CLOUDSPLITTER

By Russell Banks
New York: HarperPerennial, 1998
ISBN # 0-06-093086-1 (paper)
758 pages

Comments by Bob Corbett
June 2008

Russell Banks presents a gripping account of the life of radical abolitionist John Brown (1800-1859). This account is narrated by Brown’s son Owen, the chief “officer” in Brown’s army. While ostensibly Owen is writing the account in 1899, 40 years after the raid on Harper’s Ferry, to aid some scholars who are writing a sympathetic biography of his father, the novel is also a touching exploration of an extremely difficult father/son relationship, sort of Owen’s last confession before his own death.

We follow the Brown family from shortly after Owen’s birth in 1825 to the raid on Harper’s Ferry in 1859 with a few details of Owen’s life after Harper’s Ferry.

While Banks himself in his introduction emphases that this is a novel and that he has collapsed various events into one another for dramatic effect, and not been fully accurate to some historical characters, it is nonetheless clear that he has done enormous research into Brown’s life, and given the power of Banks’s storytelling, I would expect the novel will hold its own in the historical corpus not only on the life of John Brown, but on the half century of American life leading toward the Civil War.

John Brown was a radical abolitionist believing that only violent action, sort of a Biblical purging, could destroy the morally evil institution of slavery. Brown was convinced that not only was God on his side, but that he personally communed with God and was doing God’s bidding in his work. He worked with non-violent abolitionists like William Lloyd Garrison and Frederick Douglass, but believed their well-intentioned tactics would never end slavery.

Banks seems to capture the driving forces of Brown’s confidence and courage when he has him say: “You must not obey a majority, no matter how large, if it oppose your principles and opinions…”

Much of Banks’s portrait of John Brown is familiar to us from standard historical accounts – at least the basic factual data. But not so of Owen’s relationship to his father. It is this sub-plot – if indeed it is really “sub,” -- that pains and grips the reader. John Brown was a true believer, God was God, and had set firm rules of life and conduct and provided that data to humans in The Bible. The greatest sin John Brown could imagine was the enslaving of other humans and he, John Brown, was called and commissioned by God to use the tools of deadly force to lead to the end of this evil social institution. Owen was to be his chief aide in this work.

Owen compares his father’s relationship to God as like Job’s to God – the faithful servant whom God could treat as he wished, even unfairly, yet Brown would still know he was God and be the obedient servant.

Owen was different. He did not even believe in God, but found himself much in the same relationship to his father as Job had been to God. John Brown could and did dominate Owen’s life, treated him badly many times, but it didn’t matter. John Brown was Abraham to Owen’s Issac. At God’s bidding Abraham was willing to kill Issac as commanded.

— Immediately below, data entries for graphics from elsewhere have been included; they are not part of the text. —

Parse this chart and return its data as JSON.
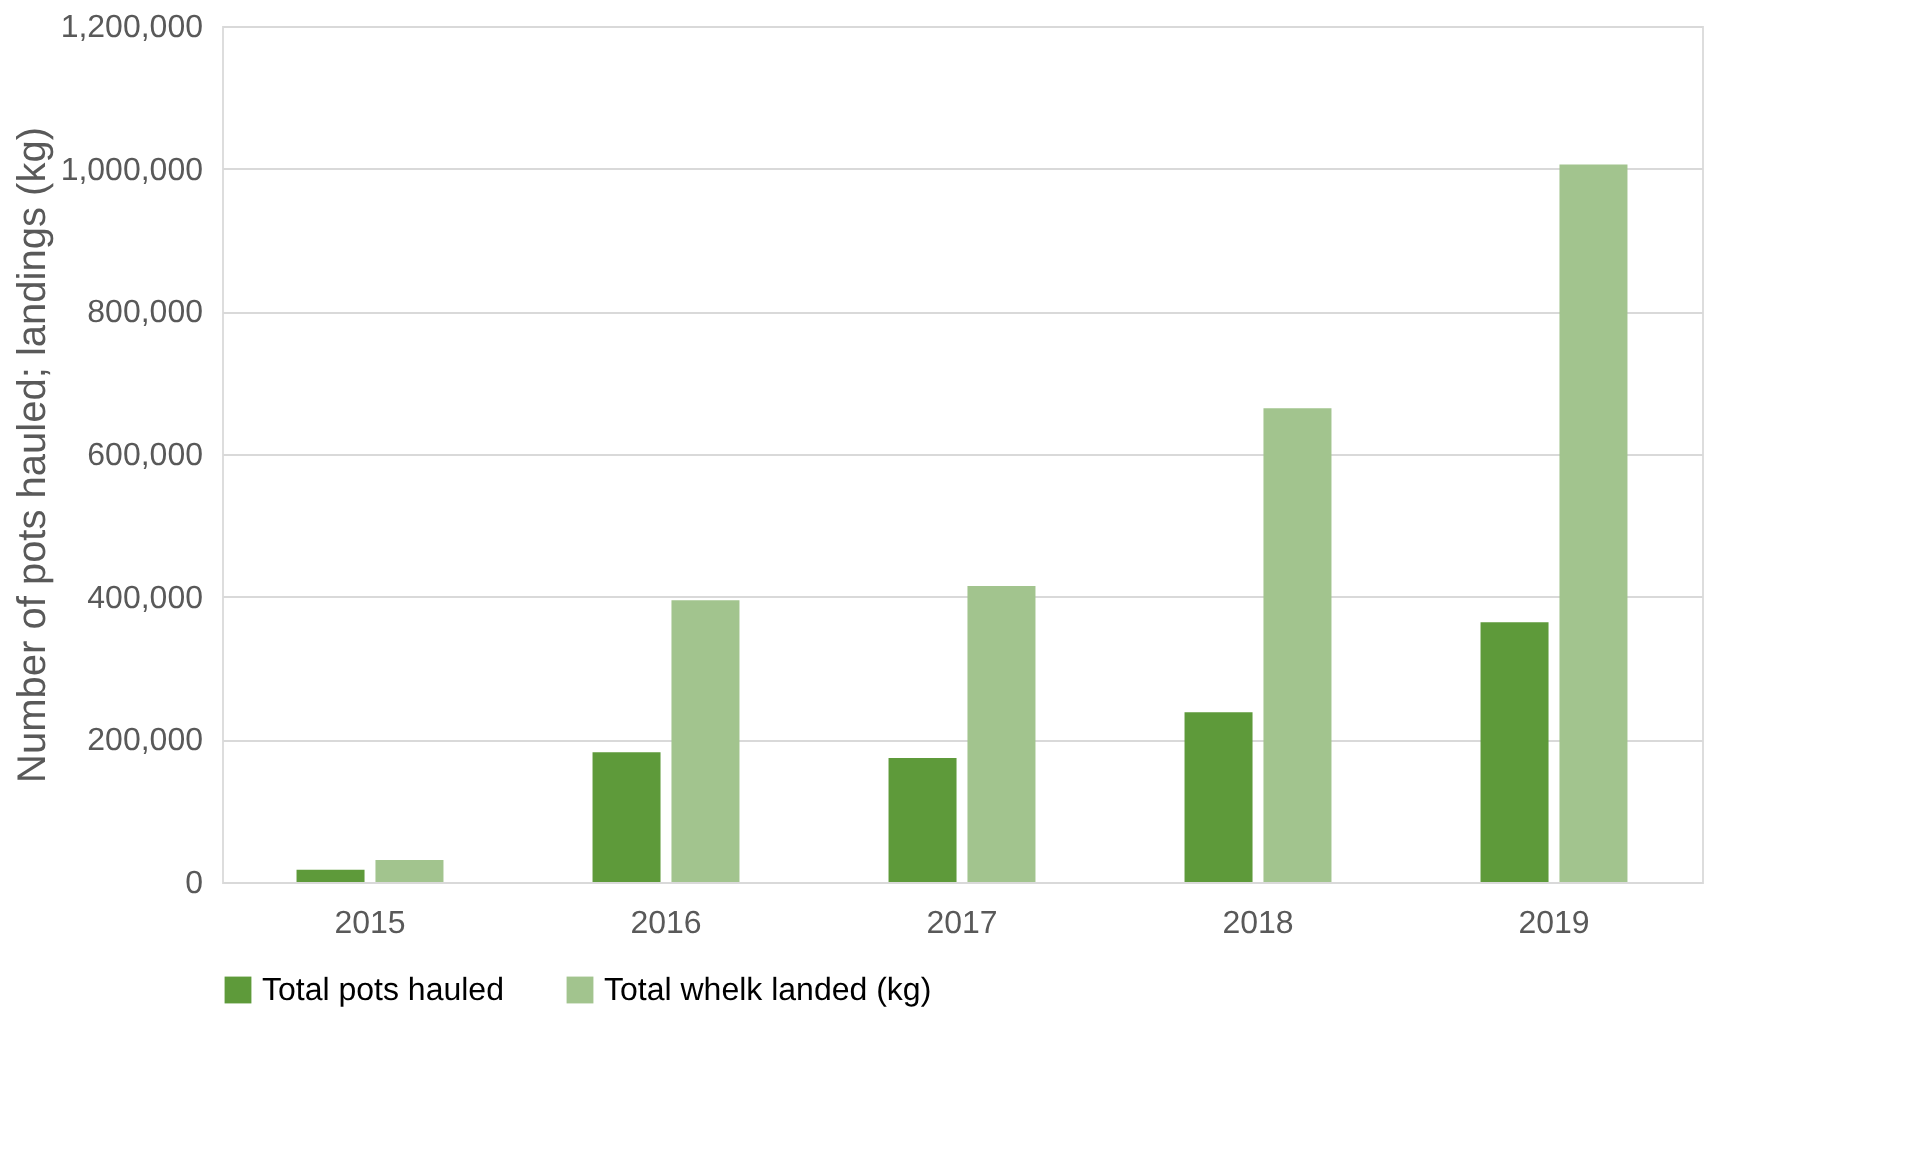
{
  "chart_data": {
    "type": "bar",
    "ylabel": "Number of pots hauled; landings (kg)",
    "categories": [
      "2015",
      "2016",
      "2017",
      "2018",
      "2019"
    ],
    "series": [
      {
        "name": "Total pots hauled",
        "color": "#5e9a3a",
        "values": [
          17000,
          182000,
          174000,
          238000,
          364000
        ]
      },
      {
        "name": "Total whelk landed (kg)",
        "color": "#a2c48e",
        "values": [
          31000,
          395000,
          415000,
          664000,
          1006000
        ]
      }
    ],
    "ylim": [
      0,
      1200000
    ],
    "yticks": [
      {
        "value": 0,
        "label": "0"
      },
      {
        "value": 200000,
        "label": "200,000"
      },
      {
        "value": 400000,
        "label": "400,000"
      },
      {
        "value": 600000,
        "label": "600,000"
      },
      {
        "value": 800000,
        "label": "800,000"
      },
      {
        "value": 1000000,
        "label": "1,000,000"
      },
      {
        "value": 1200000,
        "label": "1,200,000"
      }
    ],
    "grid": "y",
    "legend": "bottom"
  }
}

On Owen’s own view, when he looked at himself in his mid-twenties, he had accomplished virtually nothing of his own, yet at that age his father was already an important national figure in the anti-slavery movement.

Owen even had doubts about the use of violence, but the power of his father silenced his doubts. He reveals:

Ah, father, how you shame me one minute and anger me the next. How your practical wisdom, which at times borders on a love of violence for its own sake, challenges my intermittent pacifism, which borders on cowardice. Your voice stops me cold, and then divides me. One day and in one context, I am a warrior for Christ. The next day, in a different context, I am one of His meekest lambs. If only in the beginning when I was a child, I had been able, like so many of my white country-men, to believe that the fight to end slavery was not my fight, that it was merely one more item in the long list of human failings and society’s evils that we must endure, then I surely would have become a happy undivided man.

In the end the assignment Owen was given by his father at Harper’s

Ferry spares Owen the fate of death. But he seems to have internalized this fact as somehow his own betrayal of his father and fellow troops. Thus in these last days of his own life in 1899 he is “confessing” his lingering doubts and guilt for not being the son he thought his father wanted and perhaps even deserved.

Along the way of telling his story Russell Banks raises a number of fascinating discussions. Without, I hope, any plot spoiling, I want to comment on a few of these themes.

Overall I relished reading the novel, and read this huge 758 page book in just a few sittings, gripped by it. Banks’s research and command of the period is very impressive. Nonetheless I do find it excessively indulgent and too long. Banks has the tendency when making a point about John Brown’s life to go on too long using too many examples. The book needed serious editing and I think it would have made a much better 500 page book than it does a 758 page one.